The bill would regulate electioneering that masquerades as "issue advocacy" and prohibit the intervention of corporations in elections. The federal Bipartisan Campaign Reform Act or McCain-Feingold law tackles these same concerns in regard to federal elections, with the blessing of the U.S. Supreme Court. Only a few states have passed laws that adapt the language of McCain-Feingold to state elections. It is an important effort to undertake, because the McCain-Feingold ban on unlimited "soft money" donations going to the federal parties has spurred the advent of new vehicles for special-interest money, such as 527 committees, named for the section of the IRS code that grants them tax-exempt status.
The legislation would boost the state's longstanding tradition of keeping corporate money out of elections, but it won't stop all the ways wealthy special interests influence who wins or even who can run. Under the draft bill, "issue ads" that blast a candidate's character, without calling specifically for the candidate's defeat could continue; the contributions paying for them would just need to be disclosed to the Secretary of State.

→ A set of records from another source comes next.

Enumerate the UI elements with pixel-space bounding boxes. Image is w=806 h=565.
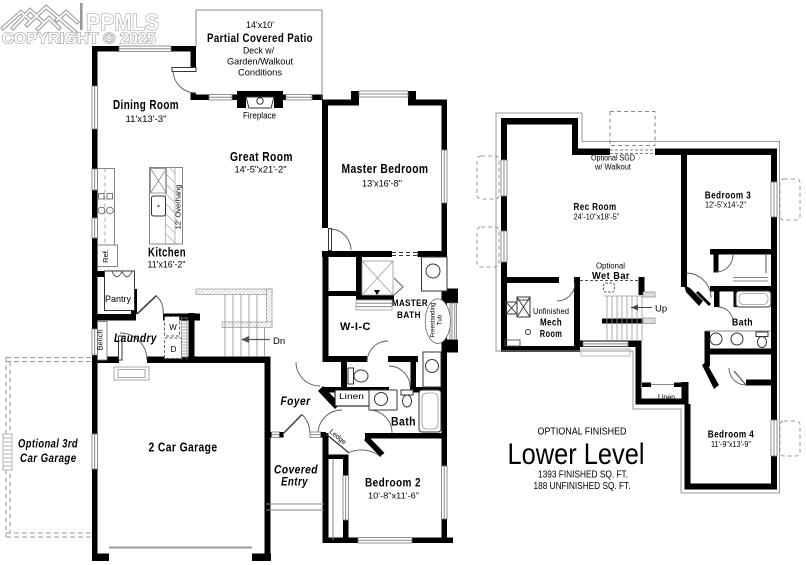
svg-text:Tub: Tub xyxy=(438,314,444,325)
svg-text:10'-8"x11'-6": 10'-8"x11'-6" xyxy=(368,492,419,501)
svg-text:11'-9"x13'-9": 11'-9"x13'-9" xyxy=(711,440,751,449)
svg-text:24'-10"x18'-5": 24'-10"x18'-5" xyxy=(574,213,620,222)
svg-text:Bath: Bath xyxy=(732,318,753,329)
svg-text:Rec Room: Rec Room xyxy=(574,202,617,213)
svg-text:Optional: Optional xyxy=(596,262,625,271)
svg-text:W: W xyxy=(169,323,177,332)
svg-text:BATH: BATH xyxy=(397,310,421,320)
svg-text:Car Garage: Car Garage xyxy=(20,451,77,465)
svg-text:2 Car Garage: 2 Car Garage xyxy=(149,441,218,455)
svg-text:Linen: Linen xyxy=(658,393,675,402)
svg-text:Linen: Linen xyxy=(339,391,364,401)
svg-text:11'x13'-3": 11'x13'-3" xyxy=(126,114,167,125)
svg-text:Laundry: Laundry xyxy=(114,331,158,345)
svg-text:Pantry: Pantry xyxy=(105,294,131,304)
svg-text:188 UNFINISHED SQ. FT.: 188 UNFINISHED SQ. FT. xyxy=(534,481,631,492)
svg-text:Up: Up xyxy=(655,304,667,315)
svg-text:w/ Walkout: w/ Walkout xyxy=(594,163,632,172)
svg-text:14'-5"x21'-2": 14'-5"x21'-2" xyxy=(235,165,287,176)
svg-text:Unfinished: Unfinished xyxy=(533,307,569,316)
svg-text:Freestanding: Freestanding xyxy=(431,302,437,337)
svg-text:Wet Bar: Wet Bar xyxy=(592,271,630,282)
svg-text:Room: Room xyxy=(540,329,563,340)
svg-text:Bench: Bench xyxy=(96,329,105,350)
svg-text:MASTER: MASTER xyxy=(392,298,428,308)
svg-text:Kitchen: Kitchen xyxy=(148,246,186,260)
svg-text:Ref.: Ref. xyxy=(101,249,110,263)
svg-text:Optional SGD: Optional SGD xyxy=(591,154,635,163)
svg-text:Optional 3rd: Optional 3rd xyxy=(18,437,78,451)
svg-text:Conditions: Conditions xyxy=(238,68,282,79)
svg-text:Bath: Bath xyxy=(391,415,416,429)
svg-text:COPYRIGHT © 2025: COPYRIGHT © 2025 xyxy=(2,31,156,48)
svg-text:12'-5"x14'-2": 12'-5"x14'-2" xyxy=(705,201,746,210)
svg-text:Great Room: Great Room xyxy=(230,150,293,164)
svg-text:Dining Room: Dining Room xyxy=(113,98,179,112)
svg-text:Lower Level: Lower Level xyxy=(508,438,645,471)
svg-text:W-I-C: W-I-C xyxy=(340,321,371,333)
svg-text:Fireplace: Fireplace xyxy=(243,111,276,121)
svg-text:11'x16'-2": 11'x16'-2" xyxy=(148,260,186,271)
svg-text:Entry: Entry xyxy=(281,475,309,489)
svg-text:Partial Covered Patio: Partial Covered Patio xyxy=(207,31,313,45)
svg-text:1393 FINISHED SQ. FT.: 1393 FINISHED SQ. FT. xyxy=(538,470,628,481)
svg-text:Bedroom 4: Bedroom 4 xyxy=(708,430,755,441)
svg-text:12' Overhang: 12' Overhang xyxy=(174,185,183,230)
svg-text:Foyer: Foyer xyxy=(281,394,312,408)
svg-text:Garden/Walkout: Garden/Walkout xyxy=(227,57,293,68)
svg-text:OPTIONAL FINISHED: OPTIONAL FINISHED xyxy=(538,426,627,438)
svg-text:Bedroom 2: Bedroom 2 xyxy=(365,476,421,490)
svg-text:14'x10': 14'x10' xyxy=(246,20,274,31)
svg-text:D: D xyxy=(171,345,177,354)
svg-text:Dn: Dn xyxy=(273,336,285,347)
svg-text:13'x16'-8": 13'x16'-8" xyxy=(362,179,402,190)
svg-text:Master Bedroom: Master Bedroom xyxy=(342,162,429,176)
svg-text:Deck w/: Deck w/ xyxy=(243,46,274,57)
svg-text:Mech: Mech xyxy=(540,318,562,329)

Description of key aspects of the legislation:
Defines "electioneering communication" as any paid advertising broadcast on television or radio, published in any periodical or newspaper, or sent by mass mail that has all of the following characteristics:
1. Refers to a clearly identified candidate for statewide or legislative office. This includes ads in which a photograph or drawing of the candidate appears, or the identity of the candidate is apparent by unambiguous reference.

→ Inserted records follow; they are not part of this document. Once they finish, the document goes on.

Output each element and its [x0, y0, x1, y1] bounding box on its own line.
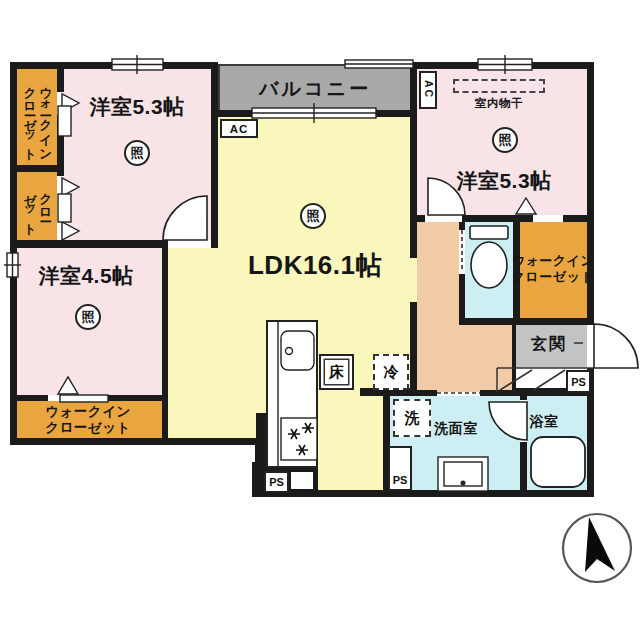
wall [162, 248, 168, 398]
washroom-label: 洗面室 [434, 420, 478, 437]
ac-box: AC [220, 119, 258, 138]
indoor-drying-rail [453, 79, 545, 93]
hallway [417, 222, 459, 335]
light-label: 照 [131, 144, 144, 162]
wall [10, 438, 262, 445]
room-toilet [465, 222, 513, 318]
light-icon: 照 [492, 127, 518, 153]
wall [10, 240, 168, 248]
light-label: 照 [499, 131, 512, 149]
ps-box: PS [264, 471, 289, 493]
wall [480, 390, 520, 396]
ps-box: PS [566, 370, 591, 393]
bedroom-nw-label: 洋室5.3帖 [89, 94, 184, 120]
wall [417, 390, 437, 396]
light-icon: 照 [300, 203, 326, 229]
wall [459, 274, 465, 318]
wall [10, 165, 64, 172]
wall [512, 325, 516, 392]
wall [10, 395, 48, 401]
wall [563, 215, 594, 222]
wall [410, 62, 417, 215]
refrigerator-label: 冷 [384, 363, 399, 382]
wall [162, 395, 168, 438]
bathroom-label: 浴室 [530, 413, 559, 430]
light-label: 照 [307, 207, 320, 225]
service-box [291, 472, 313, 489]
wall [410, 335, 417, 390]
wall [410, 215, 417, 258]
wall [462, 215, 533, 222]
wall [413, 62, 594, 69]
wall [376, 110, 413, 117]
wall [211, 62, 218, 248]
wall [587, 62, 594, 325]
compass-icon [563, 514, 631, 582]
ps-label: PS [269, 476, 284, 488]
balcony-label: バルコニー [259, 77, 371, 100]
room-bathroom [527, 396, 587, 490]
bedroom-w-label: 洋室4.5帖 [38, 263, 133, 289]
ac-label: AC [230, 123, 249, 135]
wall [459, 318, 594, 325]
refrigerator-box: 冷 [373, 354, 409, 390]
wall [459, 222, 465, 230]
wall [417, 215, 425, 222]
genkan-label: 玄関 [531, 334, 567, 354]
ac-label: AC [421, 80, 434, 99]
bedroom-ne-label: 洋室5.3帖 [456, 168, 551, 194]
indoor-drying-label: 室内物干 [475, 96, 523, 110]
closet-w-label: クロー ゼット [18, 176, 56, 238]
light-label: 照 [82, 308, 95, 326]
wic-e-label: ウォークイン クローゼット [512, 253, 595, 285]
wall [218, 110, 252, 117]
washer-box: 洗 [393, 399, 431, 437]
light-icon: 照 [124, 140, 150, 166]
wall [57, 69, 64, 92]
wall [10, 62, 17, 445]
wic-nw-label: ウォークイン クローゼット [18, 72, 56, 162]
ldk-label: LDK16.1帖 [248, 250, 382, 282]
wall [520, 442, 527, 497]
ps-label: PS [393, 474, 408, 486]
kitchen-counter [266, 320, 318, 468]
washer-label: 洗 [405, 409, 420, 428]
light-icon: 照 [75, 304, 101, 330]
wall [90, 395, 168, 401]
hallway [417, 325, 512, 392]
floor-storage-box: 床 [319, 354, 354, 390]
ps-box: PS [388, 446, 412, 491]
wall [10, 62, 218, 69]
wic-sw-label: ウォークイン クローゼット [45, 404, 131, 437]
wall [410, 302, 417, 335]
floor-plan: PS PS PS AC AC 床 冷 洗 照 照 照 照 バルコニー 洋室5.3… [0, 0, 640, 640]
ps-label: PS [571, 376, 586, 388]
floor-storage-label: 床 [329, 363, 344, 382]
ac-box: AC [419, 71, 437, 109]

2. Occurs within 60 days before a general or special election, or 30 days before a primary election or nominating convention.

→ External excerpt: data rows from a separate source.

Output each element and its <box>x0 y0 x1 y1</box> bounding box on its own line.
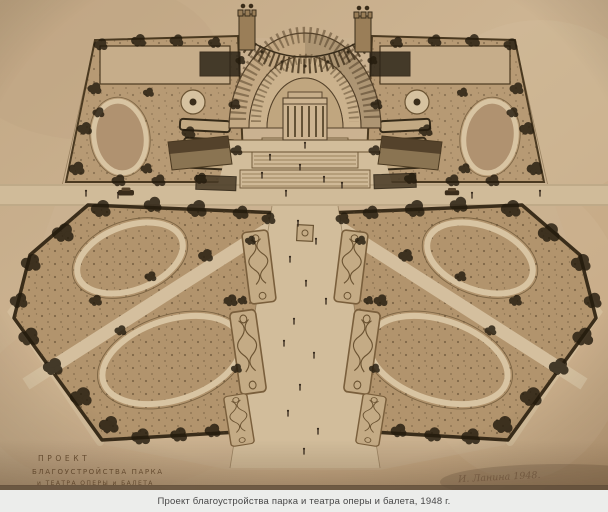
photo-vignette <box>0 0 608 490</box>
archival-photograph: ПРОЕКТ БЛАГОУСТРОЙСТВА ПАРКА и ТЕАТРА ОП… <box>0 0 608 490</box>
photo-caption-bar: Проект благоустройства парка и театра оп… <box>0 490 608 512</box>
archive-page: ПРОЕКТ БЛАГОУСТРОЙСТВА ПАРКА и ТЕАТРА ОП… <box>0 0 608 512</box>
photo-caption: Проект благоустройства парка и театра оп… <box>157 496 450 507</box>
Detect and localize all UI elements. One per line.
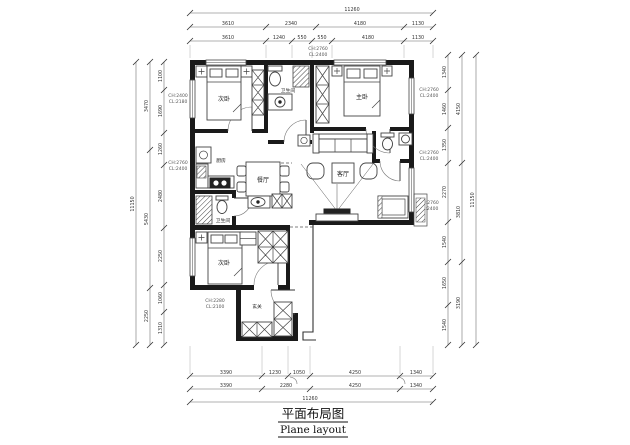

3. Targets a significant part of the candidate's electorate (numbers are given).
The following are not considered "electioneering communications:"
1. Communications that urge the audience to contact members of the Legislature about a specific piece of legislation while the Legislature is in session.
2. Bona fide news stories, commentary, and editorials naming a candidate.
3. Candidate debates or forums, or communications that promote a debate or forum.
4. Communications sent by groups and companies just to their members or stockholders.
Requires any individual, committee, association or other organization or group of individuals that makes a disbursement in excess of $10,000 for the direct costs of producing and airing an "electioneering communication" to disclose:
1. The identity and address of any sponsoring or controlling entity;
2. The names and address of any donor giving an aggregate of over $1,000;
3. The amount and recipient for each disbursement of over $1,000; and
4. The name of all candidates the communication pertains to, if known.
Prohibits corporations, from making any disbursement for the costs of producing or airing any "electioneering communications."
Prohibits any individual, committee, association, or any other organization or group of individuals, including but not limited to 527 committees, from making a disbursement for the costs of producing or airing any "electioneering communications" with funds received, directly or indirectly, from any corporation.
Prohibits 527 groups, political organizations and political action committees that engage in either activities expressly advocating the election or defeat of a clearly identified candidate for a statewide or legislative office, or in "electioneering communications" from accepting contributions totaling more than $2,000 from an individual, political committee or political party during any two-year election cycle.
The requirement regarding the disclosure of electioneering communications and the prohibition on corporate disbursements are modeled on recent North Carolina legislation. The limitation on contributions to political committees and organizations is modeled on Vermont legislation.